Holding immigrant detainees in prisons beyond their sentence was ‘fundamentally flawed’, according to a damning report by Bail for Immigration Detainees (BID). Whilst both prison and immigration removal centres meant a loss of liberty, prisons posed far greater difficulties for immigration detainees already in a relatively powerless position, the group argued.
- You can read Denial of Justice: the hidden use of UK prisons for immigration detention here.
At the end of last year, 2,796 people were held in immigration detention in immigration removal centres but a further 1,214 people were being held as immigration detainees in the prison estate. There are some 13 immigration removal centres, holding centres for foreign nationals awaiting decisions on their asylum claims or awaiting deportation following a failed application, and they can hold up 3,000 at any one time.The BID report looks at the plight of detainees in prisons.
BID claimed that there was a ‘worrying conflation’ between the criminal justice system and immigration detention which allowed for immigrant detainees to be held in prison beyond their custodial sentence. This led to ‘practical barriers to accessing justice’ that had ‘severe and life-changing consequences’.
‘Immigration detainees held solely under administrative powers are not held in prisons other than in exceptional circumstances following risk assessment,’ said HM Inspectorate of Prisons (HMIP) in January 2014. In 2009, the Council of Europe’s committee for the prevention of torture and inhuman or degrading treatment or punishment (CPT) took the view that foreign nationals, who cannot be deported upon conclusion of their sentence, should be transferred to an appropriate facility, such as an immigration removal centre.
The UK government has argued that efforts made to ensure deportation immiedtaitely followed release justified further detention on the basis that some detainees didn’t cooperate with the deportation process. The Independent Chief Inspector of Borders and Immigration, which monitors the work of the UK Border Agency, noted in 2014 that detaining prisoners on the basis of being uncooperative was ‘potentially a breach of their human rights’.
According to the Prison Service Instruction 52/2011 (Immigration, Repatriation and Removal Service), foreign prisoners that reach the end of their sentence should be treated as ‘unconvicted’ prisoners. However, BID pointed out, while ‘Home Office managers routinely state that detainees are held in the prison estate under remand conditions, it appears that little has been done by these same managers to check whether or not this is in fact the case’. BID condemned the apparent disparity between the position as stated by the Home Office and the reality of the situation for immigrant detainees.
‘What is clear is that detainees in every prison that BID visits… report to us that they experience no practical difference in their daily routine once they finish the custodial part of their sentence and become an immigration detainee in the same establishment.’
Holding immigrant detainees in prison conditions meant that they had no automatic access to on-site immigration legal advice which they would have in immigration removal centres (subject to a means test). According to BID, this lack of access was ‘likely to inhibit progress and any subsequent resolution of immigration cases’. In May 2014 four out of 10 detainees at immigration removal centres who told BID they had made a surgery appointment were able to have an initial appointment with a solicitor within a week.

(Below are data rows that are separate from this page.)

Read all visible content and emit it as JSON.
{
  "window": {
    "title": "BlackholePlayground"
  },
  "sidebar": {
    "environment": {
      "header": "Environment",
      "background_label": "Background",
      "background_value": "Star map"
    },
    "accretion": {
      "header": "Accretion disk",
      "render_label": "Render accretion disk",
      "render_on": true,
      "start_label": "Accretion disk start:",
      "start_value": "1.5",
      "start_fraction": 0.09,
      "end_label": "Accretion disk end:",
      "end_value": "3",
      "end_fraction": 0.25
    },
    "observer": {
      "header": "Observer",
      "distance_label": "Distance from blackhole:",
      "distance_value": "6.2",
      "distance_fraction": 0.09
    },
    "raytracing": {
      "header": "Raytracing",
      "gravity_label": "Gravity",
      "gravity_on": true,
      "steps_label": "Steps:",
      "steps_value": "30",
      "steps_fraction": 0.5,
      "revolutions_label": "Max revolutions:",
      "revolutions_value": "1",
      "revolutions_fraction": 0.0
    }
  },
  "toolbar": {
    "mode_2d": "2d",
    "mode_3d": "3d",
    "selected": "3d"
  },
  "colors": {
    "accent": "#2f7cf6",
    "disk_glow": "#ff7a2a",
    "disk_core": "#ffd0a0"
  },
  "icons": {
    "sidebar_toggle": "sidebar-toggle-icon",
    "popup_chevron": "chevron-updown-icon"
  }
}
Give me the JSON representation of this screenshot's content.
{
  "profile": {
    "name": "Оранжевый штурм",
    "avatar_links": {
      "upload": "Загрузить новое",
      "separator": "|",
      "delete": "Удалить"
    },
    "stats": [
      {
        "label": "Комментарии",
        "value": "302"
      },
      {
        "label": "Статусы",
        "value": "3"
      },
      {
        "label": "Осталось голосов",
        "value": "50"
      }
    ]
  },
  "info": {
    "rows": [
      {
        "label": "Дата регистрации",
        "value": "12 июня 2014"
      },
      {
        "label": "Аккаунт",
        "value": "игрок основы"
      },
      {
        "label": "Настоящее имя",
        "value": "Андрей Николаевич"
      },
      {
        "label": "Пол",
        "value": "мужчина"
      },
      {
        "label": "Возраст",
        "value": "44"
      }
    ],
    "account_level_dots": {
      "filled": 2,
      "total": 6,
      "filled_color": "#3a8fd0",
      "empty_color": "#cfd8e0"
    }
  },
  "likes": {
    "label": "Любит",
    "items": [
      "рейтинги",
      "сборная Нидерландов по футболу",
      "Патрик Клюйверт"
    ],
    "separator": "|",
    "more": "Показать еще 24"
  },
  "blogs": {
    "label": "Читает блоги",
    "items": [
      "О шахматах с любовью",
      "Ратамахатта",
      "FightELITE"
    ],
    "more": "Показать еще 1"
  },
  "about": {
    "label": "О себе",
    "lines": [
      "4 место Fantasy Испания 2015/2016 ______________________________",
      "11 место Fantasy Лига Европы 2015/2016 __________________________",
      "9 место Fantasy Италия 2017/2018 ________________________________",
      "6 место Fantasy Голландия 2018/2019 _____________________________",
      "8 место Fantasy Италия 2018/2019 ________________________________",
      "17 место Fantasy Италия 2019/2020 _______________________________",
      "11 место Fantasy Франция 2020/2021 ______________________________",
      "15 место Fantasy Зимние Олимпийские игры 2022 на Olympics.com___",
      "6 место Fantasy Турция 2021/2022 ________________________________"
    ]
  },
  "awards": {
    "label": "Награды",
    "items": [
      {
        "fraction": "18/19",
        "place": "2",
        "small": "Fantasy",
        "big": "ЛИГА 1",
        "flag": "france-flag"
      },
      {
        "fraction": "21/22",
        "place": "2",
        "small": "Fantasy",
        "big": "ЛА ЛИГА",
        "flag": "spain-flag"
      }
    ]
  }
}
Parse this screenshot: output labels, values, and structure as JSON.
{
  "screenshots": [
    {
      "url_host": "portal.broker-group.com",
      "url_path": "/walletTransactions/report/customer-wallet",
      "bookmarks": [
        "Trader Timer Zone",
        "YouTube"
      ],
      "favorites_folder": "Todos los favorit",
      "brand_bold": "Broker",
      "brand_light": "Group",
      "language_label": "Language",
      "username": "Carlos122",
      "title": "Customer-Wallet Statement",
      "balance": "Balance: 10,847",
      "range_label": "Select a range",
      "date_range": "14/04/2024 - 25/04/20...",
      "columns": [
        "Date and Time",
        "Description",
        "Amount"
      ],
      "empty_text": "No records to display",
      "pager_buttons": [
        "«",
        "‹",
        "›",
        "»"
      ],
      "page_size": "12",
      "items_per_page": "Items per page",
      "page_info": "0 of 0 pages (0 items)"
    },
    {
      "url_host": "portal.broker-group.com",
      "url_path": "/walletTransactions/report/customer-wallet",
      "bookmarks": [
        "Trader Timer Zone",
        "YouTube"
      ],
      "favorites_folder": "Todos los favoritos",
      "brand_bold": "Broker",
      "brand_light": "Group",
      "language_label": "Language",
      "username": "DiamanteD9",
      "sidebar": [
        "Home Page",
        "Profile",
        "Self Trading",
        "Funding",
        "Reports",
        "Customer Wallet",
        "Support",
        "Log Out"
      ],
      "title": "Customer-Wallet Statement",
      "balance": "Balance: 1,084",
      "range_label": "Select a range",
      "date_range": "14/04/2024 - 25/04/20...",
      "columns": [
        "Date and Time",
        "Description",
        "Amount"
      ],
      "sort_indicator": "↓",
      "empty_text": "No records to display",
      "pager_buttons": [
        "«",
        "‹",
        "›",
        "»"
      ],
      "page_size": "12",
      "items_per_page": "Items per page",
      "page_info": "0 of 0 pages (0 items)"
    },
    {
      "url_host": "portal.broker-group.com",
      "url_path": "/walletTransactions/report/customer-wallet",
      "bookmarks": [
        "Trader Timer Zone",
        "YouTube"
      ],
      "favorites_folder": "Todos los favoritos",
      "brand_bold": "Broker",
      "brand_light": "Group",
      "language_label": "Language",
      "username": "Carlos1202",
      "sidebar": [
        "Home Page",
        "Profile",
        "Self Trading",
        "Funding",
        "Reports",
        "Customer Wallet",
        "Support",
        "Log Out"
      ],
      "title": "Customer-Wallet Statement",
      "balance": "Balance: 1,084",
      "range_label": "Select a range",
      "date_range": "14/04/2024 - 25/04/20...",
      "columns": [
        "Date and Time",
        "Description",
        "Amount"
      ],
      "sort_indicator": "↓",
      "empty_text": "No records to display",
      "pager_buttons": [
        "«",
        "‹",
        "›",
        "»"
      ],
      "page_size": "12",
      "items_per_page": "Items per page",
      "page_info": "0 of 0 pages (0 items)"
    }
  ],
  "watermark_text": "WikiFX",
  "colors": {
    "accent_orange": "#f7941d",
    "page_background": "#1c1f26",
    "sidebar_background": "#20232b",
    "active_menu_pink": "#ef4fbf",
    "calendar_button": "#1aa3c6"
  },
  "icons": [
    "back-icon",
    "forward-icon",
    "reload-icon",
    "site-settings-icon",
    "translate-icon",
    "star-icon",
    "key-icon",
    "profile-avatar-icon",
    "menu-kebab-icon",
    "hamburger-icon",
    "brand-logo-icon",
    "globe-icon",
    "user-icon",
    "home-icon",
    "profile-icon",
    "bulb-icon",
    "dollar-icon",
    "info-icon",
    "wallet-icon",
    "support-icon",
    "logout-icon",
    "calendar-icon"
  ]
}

BID met with the then Legal Services Commission in 2012 who expressly ruled out providing legal surgeries in prisons for immigration detainees. There were also restrictions on phone-calls. Detainees in an immigration removal centre could have mobile phones to make calls in and out, whereas prisoners were not allowed mobiles. Legal advisors could not call immigrant detainees held in prison. The length of conversation was also restricted for prisoners. Delays in the delivery of post and lack of internet access were also identified as problems particularly for time-restricted issues – for example, if a detainee was unaware that they could make an out-of-time appeal.
‘Foreign national prisoners included 69 held administratively beyond the end of their sentence, the longest for over two years. This was poor practice and these detainees did not have access at Wandsworth to the facilities available at an immigration removal centre – such as the internet, fax machines and a less restrictive regime.’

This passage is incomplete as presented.